Caster Semenya refuse de baisser son taux de testostérone

L’organisme impose désormais aux athlètes hyperandrogènes de faire baisser leur taux de testostérone jusqu’à un certain seuil, afin de pouvoir participer aux compétitions internationales féminines. Cette baisse s’obtient par un traitement hormonal, que Caster Semenya refuse d’appliquer. La coureuse de fond juge ce règlement sexiste et discriminatoire. De nombreux spécialistes du sport et des défenseurs des droits partagent son avis.

On ne demande pas à un basketteur grand de raccourcir sa taille

Certains se demandent pourquoi on lui demanderait de réguler cet avantage physique dans la mesure où elle n’a pas triché. Ils prennent l’exemple d’un basketteur de très grande taille, qui a un avantage certain sur le panier. On ne lui imposerait jamais de s’abaisser ou de réduire sa taille pour pouvoir jouer avec les autres de taille « normale ». De même, on n’en voudra pas à un marathonien kenyan de profiter des avantages physiologiques que lui offre l’environnement de son pays.

World Athletics met en avant « l’équité des compétitions »

En dépit des griefs émis ici et là, le Tribunal arbitral du sport (basé en Suisse) a validé le règlement World Athletics en 2019, avant que le Tribunal fédéral de Lausanne le confirme en 2020. Ces instances disent prôner l’équité dans les compétitions, en tant que principe cardinal du sport. Elles estiment qu’un taux de testostérone comparable à celui des hommes confère un avantage insurmontable aux athlètes hyperandrogènes.

La CEDH donne raison à Caster Semenya

En 2020, Caster Semenya a introduit des recours contre ces deux institutions. Elle n’a pas obtenu gain de cause. Il a fallu attendre le 11 juillet 2023 pour que la Cour européenne des droits de l’Homme (CEDH) lui donne raison. Cette instance, qui veille au respect de la Convention européenne des droits de l’homme, a pointé une discrimination et une violation de la vie privée dans le cas Semenya.

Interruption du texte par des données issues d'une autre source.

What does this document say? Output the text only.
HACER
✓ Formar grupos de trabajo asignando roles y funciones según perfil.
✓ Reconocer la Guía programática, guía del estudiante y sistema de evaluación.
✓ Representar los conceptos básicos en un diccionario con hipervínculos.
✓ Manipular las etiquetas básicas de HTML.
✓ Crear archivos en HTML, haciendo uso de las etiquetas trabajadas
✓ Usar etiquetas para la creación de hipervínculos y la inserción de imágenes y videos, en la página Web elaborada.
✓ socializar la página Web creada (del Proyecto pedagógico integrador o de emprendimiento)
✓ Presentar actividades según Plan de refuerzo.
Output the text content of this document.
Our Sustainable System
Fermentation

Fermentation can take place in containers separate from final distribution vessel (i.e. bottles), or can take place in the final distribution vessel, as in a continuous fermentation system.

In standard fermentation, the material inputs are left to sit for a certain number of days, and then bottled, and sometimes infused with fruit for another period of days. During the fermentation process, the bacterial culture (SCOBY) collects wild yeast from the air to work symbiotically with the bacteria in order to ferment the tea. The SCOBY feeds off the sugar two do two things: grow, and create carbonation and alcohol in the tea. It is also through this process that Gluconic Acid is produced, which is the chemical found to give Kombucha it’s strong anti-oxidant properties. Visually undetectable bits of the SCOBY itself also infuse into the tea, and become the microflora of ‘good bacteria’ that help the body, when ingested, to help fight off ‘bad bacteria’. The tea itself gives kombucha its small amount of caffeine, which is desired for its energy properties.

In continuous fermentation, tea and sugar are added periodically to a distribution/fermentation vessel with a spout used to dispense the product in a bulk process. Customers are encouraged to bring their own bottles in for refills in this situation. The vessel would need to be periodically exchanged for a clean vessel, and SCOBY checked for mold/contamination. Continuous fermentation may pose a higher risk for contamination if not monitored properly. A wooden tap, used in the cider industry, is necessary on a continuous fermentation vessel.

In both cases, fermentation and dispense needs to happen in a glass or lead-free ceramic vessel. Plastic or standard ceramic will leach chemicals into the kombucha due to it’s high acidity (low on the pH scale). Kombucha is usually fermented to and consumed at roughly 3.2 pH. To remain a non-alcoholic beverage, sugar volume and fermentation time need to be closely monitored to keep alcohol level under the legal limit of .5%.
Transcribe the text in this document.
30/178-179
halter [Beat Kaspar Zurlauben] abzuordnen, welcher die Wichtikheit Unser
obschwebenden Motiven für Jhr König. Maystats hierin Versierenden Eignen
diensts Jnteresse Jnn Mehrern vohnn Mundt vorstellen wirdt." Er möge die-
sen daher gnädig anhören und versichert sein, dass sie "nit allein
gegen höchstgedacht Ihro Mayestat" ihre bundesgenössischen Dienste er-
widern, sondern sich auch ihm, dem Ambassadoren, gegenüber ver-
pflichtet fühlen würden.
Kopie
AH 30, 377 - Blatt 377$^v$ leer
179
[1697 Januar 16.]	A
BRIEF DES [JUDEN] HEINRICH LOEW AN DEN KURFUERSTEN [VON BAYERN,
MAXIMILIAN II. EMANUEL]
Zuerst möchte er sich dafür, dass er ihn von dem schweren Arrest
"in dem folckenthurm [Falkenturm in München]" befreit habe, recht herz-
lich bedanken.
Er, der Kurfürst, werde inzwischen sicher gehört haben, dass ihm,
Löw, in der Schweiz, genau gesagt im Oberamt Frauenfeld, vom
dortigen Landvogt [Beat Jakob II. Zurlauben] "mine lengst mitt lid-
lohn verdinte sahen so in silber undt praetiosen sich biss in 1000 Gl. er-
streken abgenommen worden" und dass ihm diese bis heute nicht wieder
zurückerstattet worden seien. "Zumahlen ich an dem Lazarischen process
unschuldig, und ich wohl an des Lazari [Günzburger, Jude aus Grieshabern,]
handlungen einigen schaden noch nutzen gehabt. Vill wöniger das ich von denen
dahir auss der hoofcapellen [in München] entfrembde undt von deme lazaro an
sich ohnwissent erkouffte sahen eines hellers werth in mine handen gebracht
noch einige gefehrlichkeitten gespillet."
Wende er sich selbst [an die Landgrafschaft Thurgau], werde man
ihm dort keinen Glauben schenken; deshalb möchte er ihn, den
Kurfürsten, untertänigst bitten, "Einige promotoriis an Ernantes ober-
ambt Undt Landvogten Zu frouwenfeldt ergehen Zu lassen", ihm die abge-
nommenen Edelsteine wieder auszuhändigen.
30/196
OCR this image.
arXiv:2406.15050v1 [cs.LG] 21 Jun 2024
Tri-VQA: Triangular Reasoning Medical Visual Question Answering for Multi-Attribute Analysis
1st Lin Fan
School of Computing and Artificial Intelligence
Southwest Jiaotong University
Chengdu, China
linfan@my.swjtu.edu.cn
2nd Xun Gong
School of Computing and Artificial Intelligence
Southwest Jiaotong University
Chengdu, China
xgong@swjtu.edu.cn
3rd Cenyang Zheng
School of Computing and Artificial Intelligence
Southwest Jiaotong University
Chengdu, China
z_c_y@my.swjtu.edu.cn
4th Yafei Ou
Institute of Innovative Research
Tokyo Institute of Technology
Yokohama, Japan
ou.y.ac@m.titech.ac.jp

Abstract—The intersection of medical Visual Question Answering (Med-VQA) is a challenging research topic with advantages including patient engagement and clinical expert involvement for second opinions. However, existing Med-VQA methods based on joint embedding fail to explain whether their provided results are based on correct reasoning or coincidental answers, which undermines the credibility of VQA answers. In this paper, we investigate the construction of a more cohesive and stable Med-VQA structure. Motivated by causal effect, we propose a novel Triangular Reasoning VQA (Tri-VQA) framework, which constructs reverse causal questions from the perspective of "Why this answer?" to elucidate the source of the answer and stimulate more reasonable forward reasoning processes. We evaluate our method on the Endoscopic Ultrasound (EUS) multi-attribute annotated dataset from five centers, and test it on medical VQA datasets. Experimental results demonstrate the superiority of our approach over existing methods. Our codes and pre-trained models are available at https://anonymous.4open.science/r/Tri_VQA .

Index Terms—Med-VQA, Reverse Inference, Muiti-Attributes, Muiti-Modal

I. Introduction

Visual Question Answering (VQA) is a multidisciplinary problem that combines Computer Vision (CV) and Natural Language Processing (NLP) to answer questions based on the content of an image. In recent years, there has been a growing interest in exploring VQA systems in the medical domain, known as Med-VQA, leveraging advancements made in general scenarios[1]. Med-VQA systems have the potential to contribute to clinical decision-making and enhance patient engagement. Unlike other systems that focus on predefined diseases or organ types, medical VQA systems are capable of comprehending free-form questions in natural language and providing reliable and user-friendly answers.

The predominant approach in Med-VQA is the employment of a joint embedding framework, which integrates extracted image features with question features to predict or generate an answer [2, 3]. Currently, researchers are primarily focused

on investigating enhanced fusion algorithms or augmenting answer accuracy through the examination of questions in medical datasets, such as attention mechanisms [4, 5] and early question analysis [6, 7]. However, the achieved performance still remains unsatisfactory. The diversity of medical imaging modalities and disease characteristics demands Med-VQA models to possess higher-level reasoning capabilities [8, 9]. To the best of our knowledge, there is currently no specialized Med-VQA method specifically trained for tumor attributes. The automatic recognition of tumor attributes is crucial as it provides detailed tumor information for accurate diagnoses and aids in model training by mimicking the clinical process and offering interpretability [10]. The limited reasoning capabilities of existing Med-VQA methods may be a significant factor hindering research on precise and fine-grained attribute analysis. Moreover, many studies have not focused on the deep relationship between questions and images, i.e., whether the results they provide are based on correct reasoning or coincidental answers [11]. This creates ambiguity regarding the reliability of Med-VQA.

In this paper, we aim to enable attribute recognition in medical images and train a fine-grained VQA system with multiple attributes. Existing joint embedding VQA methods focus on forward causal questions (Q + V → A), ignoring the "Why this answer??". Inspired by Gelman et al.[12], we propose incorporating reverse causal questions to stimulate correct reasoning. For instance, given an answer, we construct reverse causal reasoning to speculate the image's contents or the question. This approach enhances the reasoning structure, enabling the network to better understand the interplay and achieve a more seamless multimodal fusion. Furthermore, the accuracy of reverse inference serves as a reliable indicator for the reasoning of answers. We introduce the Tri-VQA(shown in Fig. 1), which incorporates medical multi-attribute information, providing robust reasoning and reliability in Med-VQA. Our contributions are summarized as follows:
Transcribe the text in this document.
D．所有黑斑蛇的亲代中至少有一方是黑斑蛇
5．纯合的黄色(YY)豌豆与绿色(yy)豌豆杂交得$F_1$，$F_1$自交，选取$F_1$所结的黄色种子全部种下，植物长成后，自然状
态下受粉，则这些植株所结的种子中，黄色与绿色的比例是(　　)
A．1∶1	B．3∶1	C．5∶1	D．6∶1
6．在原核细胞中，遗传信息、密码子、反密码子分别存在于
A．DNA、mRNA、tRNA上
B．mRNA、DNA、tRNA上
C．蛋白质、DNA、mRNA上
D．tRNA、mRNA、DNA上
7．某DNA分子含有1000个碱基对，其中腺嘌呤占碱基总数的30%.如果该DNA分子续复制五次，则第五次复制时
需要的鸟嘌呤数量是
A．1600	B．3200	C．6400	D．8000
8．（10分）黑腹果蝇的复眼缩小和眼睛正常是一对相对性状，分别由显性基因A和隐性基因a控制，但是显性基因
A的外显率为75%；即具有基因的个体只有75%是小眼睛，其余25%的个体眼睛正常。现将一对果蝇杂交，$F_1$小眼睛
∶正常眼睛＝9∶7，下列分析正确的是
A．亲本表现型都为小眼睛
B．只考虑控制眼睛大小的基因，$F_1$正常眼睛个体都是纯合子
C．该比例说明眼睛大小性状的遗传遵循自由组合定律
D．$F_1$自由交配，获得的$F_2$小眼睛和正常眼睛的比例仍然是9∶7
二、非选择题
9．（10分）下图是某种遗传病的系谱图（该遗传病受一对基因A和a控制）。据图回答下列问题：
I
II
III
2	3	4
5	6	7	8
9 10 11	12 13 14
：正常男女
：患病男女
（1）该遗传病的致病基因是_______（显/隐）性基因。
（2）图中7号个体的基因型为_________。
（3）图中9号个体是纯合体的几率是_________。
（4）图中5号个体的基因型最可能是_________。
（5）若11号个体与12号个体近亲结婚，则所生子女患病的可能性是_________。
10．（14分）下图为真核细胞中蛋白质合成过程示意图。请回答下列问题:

La Grande chambre de la CEDH saisie par les autorités suisses

Cette décision a été rejetée par les autorités suisses et la Fédération internationale d’athlétisme. Celles-ci ont saisi la Grande chambre de la CEDH, sorte d’instance d’appel. Elles ont dénoncé un arrêt de première instance ne reposant que sur une courte majorité de quatre juges contre trois. Mercredi, la cour a donc réuni les 17 juges composant la Grande chambre pour examiner le dossier lors d’une audience qui a débuté à 09H15 (07H15 GMT) et duré toute la matinée.

Les audiences coûtent chères à Caster Semenya 

Les magistrats rendront leur décision définitive dans plusieurs mois. Pour Caster Semenya ce n’est pas un délai trop long, puisqu’elle a déjà « persévéré avec dignité » pendant plusieurs années. Elle se dit « confiante » quant à l’issue de cette affaire. En attendant, il lui faudra tenir bon financièrement. Les procédures judiciaires lui auraient coûté 170.000 euros, alors qu’elle ne participe plus aux compétitions. Pour lui permettre de gérer ses frais d’audience, la CEDH lui avait octroyé 60 000 € en première instance.